Highlights of the U.S. women's basketball team, who won their fifth consecutive gold medal on Saturday, have been scarce or not aired at all. ESPN showed them winning the gold, but there were no interviews and there was no lively analyst of what they accomplished by anyone. When the women's soccer team won the gold medal over Japan, they had extended highlights, post-game interviews and commentary by several different people who discussed the impact of the win on women's soccer. Where was the commentary of how the women's basketball team's gold medal win would impact girl's basketball in America?

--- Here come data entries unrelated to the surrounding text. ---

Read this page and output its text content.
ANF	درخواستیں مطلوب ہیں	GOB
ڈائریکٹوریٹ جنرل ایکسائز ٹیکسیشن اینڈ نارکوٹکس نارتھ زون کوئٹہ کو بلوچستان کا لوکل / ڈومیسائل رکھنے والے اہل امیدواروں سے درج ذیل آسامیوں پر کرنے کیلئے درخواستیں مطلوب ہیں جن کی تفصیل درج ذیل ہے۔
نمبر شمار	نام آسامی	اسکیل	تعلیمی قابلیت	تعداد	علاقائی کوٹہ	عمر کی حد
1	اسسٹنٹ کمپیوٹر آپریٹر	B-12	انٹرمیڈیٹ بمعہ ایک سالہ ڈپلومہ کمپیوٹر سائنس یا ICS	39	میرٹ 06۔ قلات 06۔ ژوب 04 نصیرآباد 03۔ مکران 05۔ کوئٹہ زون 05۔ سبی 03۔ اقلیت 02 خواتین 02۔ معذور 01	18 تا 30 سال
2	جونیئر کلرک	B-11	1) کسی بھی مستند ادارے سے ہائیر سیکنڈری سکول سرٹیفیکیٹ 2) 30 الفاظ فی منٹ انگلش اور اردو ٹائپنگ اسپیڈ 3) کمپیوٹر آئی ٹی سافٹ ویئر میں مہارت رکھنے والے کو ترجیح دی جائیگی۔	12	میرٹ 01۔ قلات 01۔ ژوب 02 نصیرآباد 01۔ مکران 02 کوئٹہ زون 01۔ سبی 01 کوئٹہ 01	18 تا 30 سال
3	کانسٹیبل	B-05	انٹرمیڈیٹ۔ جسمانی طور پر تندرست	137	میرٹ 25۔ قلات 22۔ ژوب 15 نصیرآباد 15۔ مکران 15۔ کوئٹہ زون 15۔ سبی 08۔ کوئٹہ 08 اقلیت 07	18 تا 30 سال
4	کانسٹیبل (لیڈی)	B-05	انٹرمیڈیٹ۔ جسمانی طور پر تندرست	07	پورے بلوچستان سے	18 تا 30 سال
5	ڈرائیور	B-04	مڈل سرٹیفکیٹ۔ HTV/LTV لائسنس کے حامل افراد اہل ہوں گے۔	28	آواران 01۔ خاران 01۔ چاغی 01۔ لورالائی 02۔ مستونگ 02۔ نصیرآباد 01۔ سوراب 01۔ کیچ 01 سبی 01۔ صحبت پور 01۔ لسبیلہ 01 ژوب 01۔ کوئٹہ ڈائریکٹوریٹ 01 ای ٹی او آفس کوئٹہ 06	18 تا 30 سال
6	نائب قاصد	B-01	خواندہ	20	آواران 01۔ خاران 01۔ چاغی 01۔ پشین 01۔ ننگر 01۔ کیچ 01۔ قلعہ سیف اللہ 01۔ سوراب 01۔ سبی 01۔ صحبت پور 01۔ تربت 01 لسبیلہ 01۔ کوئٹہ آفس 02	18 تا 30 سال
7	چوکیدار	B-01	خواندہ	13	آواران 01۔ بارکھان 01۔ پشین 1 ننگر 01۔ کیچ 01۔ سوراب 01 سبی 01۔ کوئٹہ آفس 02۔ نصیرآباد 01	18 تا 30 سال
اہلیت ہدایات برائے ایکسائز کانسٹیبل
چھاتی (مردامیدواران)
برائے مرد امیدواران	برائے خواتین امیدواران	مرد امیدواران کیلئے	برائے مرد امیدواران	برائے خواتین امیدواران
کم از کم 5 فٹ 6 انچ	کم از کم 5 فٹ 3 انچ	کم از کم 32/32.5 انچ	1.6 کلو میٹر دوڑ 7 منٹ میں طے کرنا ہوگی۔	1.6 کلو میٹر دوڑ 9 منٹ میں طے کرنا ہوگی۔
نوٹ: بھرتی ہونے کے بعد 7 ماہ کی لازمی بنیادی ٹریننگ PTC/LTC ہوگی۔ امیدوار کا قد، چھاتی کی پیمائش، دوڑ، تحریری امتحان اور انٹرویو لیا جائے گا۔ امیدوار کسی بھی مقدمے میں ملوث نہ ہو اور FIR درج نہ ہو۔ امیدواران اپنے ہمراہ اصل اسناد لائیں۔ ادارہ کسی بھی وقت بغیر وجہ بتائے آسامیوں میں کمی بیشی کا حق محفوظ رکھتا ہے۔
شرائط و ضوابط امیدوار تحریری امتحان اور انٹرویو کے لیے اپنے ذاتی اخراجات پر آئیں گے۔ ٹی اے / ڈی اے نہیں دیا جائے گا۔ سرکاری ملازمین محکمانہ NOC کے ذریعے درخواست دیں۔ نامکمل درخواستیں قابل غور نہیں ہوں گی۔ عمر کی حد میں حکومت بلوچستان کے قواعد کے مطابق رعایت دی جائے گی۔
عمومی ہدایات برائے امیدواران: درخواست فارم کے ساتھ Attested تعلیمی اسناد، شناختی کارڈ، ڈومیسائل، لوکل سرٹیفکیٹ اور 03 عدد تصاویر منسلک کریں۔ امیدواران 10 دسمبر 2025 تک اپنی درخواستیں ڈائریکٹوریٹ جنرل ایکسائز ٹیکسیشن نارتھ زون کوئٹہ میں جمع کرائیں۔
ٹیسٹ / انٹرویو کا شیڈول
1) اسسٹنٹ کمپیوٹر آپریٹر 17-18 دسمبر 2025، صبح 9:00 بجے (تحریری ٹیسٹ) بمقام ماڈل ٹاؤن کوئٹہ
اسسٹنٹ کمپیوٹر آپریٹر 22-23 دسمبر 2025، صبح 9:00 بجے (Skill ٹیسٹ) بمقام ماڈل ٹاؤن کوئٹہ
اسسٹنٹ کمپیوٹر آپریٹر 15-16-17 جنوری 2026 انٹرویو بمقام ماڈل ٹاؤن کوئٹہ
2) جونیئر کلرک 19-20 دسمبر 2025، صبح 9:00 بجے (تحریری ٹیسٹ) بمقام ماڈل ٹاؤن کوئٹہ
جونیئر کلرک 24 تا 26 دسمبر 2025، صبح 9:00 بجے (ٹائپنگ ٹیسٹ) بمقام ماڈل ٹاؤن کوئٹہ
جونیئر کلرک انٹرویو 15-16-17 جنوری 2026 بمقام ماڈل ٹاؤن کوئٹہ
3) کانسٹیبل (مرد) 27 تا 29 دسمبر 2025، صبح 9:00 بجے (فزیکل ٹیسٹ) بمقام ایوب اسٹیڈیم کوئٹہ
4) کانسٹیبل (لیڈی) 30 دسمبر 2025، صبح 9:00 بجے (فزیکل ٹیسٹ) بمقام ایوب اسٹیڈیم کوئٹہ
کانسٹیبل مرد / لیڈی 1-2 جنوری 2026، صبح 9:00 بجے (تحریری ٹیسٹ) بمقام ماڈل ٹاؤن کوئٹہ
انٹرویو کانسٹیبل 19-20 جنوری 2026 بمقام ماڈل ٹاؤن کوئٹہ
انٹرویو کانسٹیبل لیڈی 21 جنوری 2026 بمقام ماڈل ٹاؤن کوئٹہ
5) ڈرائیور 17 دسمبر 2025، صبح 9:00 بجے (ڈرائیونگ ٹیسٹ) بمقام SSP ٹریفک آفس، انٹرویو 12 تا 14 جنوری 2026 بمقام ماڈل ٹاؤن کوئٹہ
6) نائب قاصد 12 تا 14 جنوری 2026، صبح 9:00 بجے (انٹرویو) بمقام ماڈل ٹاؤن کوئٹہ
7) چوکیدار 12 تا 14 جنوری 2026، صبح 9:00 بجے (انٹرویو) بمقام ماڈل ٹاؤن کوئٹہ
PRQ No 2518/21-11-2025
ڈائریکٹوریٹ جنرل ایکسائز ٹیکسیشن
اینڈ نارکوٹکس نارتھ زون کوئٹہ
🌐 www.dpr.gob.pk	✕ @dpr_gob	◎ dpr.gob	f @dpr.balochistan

The women's basketball team has been so dominate for so many years in the Olympics, maybe the sports media has come to expect them to blow out their weaker opponents. The U.S. women's soccer team did have more thrilling finishes than the basketball team did, but it doesn't diminish how well they played for America. A stomping of another counties women's basketball team is more impressive.

I've heard some people say that the women's basketball team got less exposure than the women's soccer team because of race; I'm not sure about that, but on television there is always a bias when it comes to skin color. How many African-American's were reporting from London for NBC? Oh, that's right, one. There was Tamron Hall, but she was relegated to MSNBC, and it seemed like she had a minor role.

Everything worked out flawlessly for both teams, but the favoritism in coverage was obvious. Americans should be proud of what each team did…equally.

Note: I've been an Arsenal fan for nearly a decade. My cousin got me interested in the club at a young age.